É o que lhes tinha assegurado o pregador, no sermão da manhã, a propósito da vida de Napoleão (todos os pregadores utilizavam este exemplo) e da resposta que este dera quando lhe tinham perguntado qual o dia mais feliz da sua vida: o do ingresso na escola?... o do primeiro dinheiro?...o da vitória em Austerlitz…o….(o número de hipóteses dependia dos minutos que era necessário entreter).
A resposta do indómito general que o pregador, após uma pausa, proclamava com ênfase e que todos conheciam de comunhões anteriores (em Lagares ou fora) era:
"O dia da minha comunhão solene!"
Chegava a hora da alocução final.
Padre Zé dava os parabéns a todos, comentava uma ou outra fífia sem importância e não recusava uma piada a um apontamento que a merecesse. De seguida, tomava um ar grave para falar do futuro dos comungantes: da vida, da morte e da graça.

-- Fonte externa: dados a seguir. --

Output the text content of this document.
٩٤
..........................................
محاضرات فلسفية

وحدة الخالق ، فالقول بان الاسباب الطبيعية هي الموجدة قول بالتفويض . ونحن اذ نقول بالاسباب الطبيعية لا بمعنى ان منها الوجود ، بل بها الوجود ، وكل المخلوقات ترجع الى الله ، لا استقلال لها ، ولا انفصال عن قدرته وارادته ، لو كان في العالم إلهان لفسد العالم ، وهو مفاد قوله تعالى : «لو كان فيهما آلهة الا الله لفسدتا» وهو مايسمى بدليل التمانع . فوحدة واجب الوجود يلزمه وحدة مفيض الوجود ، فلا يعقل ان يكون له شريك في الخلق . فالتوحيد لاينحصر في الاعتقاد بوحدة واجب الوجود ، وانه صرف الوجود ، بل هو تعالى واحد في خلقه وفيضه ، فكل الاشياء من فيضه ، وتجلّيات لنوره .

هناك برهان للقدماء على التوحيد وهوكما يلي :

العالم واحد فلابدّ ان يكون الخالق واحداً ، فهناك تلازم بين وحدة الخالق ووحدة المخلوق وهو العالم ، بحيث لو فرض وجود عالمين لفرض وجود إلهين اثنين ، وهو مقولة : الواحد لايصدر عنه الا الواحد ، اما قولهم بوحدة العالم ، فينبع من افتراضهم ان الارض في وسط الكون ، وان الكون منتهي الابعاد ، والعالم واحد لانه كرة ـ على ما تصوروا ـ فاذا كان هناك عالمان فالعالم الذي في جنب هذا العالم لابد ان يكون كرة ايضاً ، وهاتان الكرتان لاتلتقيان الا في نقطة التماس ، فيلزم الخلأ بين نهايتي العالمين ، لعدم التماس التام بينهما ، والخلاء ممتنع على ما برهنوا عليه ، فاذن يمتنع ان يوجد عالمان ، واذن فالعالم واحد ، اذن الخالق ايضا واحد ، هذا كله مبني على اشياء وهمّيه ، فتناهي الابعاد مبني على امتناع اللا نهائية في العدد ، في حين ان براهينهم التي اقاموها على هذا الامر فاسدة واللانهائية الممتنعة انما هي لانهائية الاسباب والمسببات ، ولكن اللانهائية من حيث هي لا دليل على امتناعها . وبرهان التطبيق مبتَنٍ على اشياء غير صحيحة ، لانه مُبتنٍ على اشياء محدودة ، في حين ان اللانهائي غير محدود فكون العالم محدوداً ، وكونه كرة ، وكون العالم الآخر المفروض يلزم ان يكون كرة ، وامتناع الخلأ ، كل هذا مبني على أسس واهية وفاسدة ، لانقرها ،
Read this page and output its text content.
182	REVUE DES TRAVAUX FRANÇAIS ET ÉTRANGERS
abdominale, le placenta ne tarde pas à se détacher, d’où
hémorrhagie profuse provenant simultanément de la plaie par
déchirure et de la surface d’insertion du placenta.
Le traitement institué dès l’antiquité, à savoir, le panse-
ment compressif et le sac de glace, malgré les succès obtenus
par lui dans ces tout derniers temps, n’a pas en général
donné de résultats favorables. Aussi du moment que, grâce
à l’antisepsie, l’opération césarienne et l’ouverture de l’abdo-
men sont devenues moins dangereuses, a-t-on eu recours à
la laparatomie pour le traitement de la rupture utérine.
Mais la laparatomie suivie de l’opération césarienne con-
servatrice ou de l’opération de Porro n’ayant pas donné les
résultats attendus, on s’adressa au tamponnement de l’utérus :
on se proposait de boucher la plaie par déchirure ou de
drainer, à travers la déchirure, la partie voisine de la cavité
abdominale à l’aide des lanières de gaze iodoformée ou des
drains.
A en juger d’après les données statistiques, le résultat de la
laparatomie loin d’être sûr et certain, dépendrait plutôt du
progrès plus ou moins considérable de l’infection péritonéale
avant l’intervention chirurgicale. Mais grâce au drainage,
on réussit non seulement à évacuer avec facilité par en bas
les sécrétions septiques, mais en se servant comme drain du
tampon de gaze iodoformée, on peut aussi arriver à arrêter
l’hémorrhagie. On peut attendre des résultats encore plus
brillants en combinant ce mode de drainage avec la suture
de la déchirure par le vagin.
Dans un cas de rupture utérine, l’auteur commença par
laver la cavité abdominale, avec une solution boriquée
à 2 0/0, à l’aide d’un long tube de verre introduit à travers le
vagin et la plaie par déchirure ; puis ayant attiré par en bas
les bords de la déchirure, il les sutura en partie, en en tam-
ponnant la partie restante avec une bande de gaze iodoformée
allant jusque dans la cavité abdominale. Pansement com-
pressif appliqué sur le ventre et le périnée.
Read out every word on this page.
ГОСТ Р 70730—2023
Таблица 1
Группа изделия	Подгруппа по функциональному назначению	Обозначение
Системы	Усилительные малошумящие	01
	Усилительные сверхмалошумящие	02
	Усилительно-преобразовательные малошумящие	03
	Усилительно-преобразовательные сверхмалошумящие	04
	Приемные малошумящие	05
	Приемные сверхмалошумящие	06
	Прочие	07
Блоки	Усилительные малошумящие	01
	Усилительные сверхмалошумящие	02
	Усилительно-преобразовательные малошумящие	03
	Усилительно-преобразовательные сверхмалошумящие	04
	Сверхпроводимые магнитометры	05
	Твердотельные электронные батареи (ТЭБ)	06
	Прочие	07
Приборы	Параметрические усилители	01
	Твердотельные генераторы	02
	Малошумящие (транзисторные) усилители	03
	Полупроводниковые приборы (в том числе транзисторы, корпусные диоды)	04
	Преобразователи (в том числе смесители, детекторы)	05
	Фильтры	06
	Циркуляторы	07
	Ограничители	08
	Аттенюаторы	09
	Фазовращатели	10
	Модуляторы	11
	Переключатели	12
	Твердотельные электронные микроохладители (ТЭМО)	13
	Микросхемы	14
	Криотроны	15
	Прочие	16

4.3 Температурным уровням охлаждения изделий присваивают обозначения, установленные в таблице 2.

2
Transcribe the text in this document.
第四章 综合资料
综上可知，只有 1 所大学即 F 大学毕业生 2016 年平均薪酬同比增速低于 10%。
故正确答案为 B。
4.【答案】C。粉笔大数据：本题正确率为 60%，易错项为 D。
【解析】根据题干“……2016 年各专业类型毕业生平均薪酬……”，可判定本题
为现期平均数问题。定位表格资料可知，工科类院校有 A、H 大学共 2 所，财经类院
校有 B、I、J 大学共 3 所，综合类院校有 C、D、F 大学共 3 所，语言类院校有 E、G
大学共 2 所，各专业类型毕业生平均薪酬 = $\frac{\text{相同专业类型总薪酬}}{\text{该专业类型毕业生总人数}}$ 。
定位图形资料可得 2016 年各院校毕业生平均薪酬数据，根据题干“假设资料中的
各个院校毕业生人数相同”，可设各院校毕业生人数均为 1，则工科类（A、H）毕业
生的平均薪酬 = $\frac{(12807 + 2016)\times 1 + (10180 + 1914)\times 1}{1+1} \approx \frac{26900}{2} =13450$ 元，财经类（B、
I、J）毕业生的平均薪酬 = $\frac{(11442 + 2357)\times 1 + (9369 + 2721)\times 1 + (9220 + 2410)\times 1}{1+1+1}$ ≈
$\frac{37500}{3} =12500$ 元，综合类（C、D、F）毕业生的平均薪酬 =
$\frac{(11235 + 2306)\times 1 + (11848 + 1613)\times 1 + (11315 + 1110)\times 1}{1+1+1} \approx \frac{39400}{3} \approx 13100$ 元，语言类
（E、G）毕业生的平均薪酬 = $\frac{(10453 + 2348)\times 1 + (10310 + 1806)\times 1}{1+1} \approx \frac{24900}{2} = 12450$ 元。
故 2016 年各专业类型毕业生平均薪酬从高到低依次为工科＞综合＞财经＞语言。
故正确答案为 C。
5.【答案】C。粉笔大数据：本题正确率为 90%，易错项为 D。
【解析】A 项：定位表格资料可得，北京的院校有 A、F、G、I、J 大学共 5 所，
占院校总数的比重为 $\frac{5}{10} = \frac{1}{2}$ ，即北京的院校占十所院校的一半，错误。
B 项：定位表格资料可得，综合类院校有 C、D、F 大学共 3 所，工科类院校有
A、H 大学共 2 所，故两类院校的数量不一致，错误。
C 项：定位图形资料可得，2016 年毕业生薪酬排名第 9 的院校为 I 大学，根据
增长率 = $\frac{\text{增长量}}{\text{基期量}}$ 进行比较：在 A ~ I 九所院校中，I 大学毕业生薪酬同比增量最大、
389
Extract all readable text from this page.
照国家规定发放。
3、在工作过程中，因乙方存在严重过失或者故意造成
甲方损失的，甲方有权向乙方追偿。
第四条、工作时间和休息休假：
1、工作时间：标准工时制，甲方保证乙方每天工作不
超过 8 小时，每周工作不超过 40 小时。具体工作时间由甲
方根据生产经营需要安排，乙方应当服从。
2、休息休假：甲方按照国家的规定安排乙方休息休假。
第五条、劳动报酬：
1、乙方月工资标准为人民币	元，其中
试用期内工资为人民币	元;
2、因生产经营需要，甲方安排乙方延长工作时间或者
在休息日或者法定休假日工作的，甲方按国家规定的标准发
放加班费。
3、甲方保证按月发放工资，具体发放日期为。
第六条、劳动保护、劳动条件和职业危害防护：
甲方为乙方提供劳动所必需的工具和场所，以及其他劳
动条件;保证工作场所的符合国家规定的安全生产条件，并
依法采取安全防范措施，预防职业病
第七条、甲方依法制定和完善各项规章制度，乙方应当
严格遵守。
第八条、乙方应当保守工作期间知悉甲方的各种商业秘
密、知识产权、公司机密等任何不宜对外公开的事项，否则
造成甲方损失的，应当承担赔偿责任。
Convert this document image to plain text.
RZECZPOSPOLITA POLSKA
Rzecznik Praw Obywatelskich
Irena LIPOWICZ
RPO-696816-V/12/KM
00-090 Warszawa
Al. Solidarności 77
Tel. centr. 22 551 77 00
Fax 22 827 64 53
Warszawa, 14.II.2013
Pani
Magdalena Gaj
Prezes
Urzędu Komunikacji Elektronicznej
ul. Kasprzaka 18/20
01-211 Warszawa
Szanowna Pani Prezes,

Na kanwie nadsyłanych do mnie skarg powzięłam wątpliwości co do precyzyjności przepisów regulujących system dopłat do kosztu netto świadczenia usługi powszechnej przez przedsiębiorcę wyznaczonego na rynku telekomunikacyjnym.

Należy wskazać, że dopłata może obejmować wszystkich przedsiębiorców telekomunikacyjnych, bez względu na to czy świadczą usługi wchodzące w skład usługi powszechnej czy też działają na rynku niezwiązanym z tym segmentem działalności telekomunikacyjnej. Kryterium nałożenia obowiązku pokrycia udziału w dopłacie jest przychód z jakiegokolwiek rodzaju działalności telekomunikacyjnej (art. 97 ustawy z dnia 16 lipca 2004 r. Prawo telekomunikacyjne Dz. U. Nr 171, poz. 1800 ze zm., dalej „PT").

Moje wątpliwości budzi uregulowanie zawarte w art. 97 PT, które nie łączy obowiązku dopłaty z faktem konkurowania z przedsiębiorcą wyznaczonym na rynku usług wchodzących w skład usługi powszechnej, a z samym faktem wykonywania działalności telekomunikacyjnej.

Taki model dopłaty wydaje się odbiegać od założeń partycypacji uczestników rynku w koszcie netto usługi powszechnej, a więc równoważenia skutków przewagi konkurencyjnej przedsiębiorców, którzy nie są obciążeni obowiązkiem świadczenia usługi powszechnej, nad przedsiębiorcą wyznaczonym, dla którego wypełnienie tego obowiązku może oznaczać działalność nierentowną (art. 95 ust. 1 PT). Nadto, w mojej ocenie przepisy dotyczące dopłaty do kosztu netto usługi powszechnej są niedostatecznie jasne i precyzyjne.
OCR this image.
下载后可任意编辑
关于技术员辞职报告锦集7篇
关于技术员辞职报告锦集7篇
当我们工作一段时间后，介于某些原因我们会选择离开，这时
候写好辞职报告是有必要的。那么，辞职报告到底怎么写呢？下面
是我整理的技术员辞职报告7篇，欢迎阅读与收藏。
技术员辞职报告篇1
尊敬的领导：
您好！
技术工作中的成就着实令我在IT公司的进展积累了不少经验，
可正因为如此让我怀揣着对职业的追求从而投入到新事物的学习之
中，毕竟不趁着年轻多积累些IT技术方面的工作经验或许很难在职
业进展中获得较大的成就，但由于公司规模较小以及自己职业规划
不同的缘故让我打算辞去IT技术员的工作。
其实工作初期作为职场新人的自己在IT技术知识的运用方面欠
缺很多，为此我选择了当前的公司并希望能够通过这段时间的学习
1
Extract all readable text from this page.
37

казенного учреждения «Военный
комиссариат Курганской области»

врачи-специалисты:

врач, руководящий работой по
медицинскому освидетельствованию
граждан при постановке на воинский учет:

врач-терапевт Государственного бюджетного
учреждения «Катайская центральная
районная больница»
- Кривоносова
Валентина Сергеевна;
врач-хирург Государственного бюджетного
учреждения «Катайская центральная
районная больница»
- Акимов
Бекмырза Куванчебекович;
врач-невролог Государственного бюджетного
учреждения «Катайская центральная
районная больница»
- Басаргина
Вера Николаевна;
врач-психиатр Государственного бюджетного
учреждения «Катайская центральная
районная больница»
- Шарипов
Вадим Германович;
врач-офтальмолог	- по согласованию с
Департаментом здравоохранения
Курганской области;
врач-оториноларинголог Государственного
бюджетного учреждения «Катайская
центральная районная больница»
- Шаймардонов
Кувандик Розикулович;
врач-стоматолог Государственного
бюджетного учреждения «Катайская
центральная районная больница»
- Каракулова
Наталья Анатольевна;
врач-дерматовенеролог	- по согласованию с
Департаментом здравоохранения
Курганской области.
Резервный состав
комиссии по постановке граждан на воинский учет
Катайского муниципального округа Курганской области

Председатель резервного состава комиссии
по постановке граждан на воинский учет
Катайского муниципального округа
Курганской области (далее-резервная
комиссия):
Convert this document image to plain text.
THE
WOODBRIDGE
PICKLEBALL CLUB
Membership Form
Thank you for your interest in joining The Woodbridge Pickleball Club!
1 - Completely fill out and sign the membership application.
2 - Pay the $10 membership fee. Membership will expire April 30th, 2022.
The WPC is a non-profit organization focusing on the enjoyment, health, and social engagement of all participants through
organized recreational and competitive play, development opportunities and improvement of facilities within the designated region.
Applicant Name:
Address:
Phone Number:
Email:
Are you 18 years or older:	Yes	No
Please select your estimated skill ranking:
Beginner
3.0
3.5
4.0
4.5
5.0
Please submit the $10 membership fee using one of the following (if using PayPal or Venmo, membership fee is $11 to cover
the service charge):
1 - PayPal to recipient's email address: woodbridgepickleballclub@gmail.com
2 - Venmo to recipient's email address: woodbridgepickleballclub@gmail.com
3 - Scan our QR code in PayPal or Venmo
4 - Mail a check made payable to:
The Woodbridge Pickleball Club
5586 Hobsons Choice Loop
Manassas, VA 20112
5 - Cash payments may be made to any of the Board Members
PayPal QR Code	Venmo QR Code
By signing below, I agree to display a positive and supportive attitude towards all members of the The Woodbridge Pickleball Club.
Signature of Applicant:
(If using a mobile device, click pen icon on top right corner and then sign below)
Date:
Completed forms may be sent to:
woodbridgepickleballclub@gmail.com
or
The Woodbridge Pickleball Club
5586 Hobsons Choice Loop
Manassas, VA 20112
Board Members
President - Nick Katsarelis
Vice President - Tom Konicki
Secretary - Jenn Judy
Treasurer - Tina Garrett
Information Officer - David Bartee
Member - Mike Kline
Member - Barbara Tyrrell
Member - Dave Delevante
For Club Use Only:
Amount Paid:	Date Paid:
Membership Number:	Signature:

Era neste ponto que Padre Zé recordava que, daquele grupo de comungantes, o Senhor viria provavelmente buscar alguém.
E era verdade. As taxas de mortalidade infantil eram muito elevadas e sempre acontecia que, antes da puberdade, um ou outro partia.
Devo confessar que este epílogo da festa me arrepiava.
E que, quando foi a minha vez, não me esqueci de pedir a Deus Nosso Senhor que Se lembrasse de mim.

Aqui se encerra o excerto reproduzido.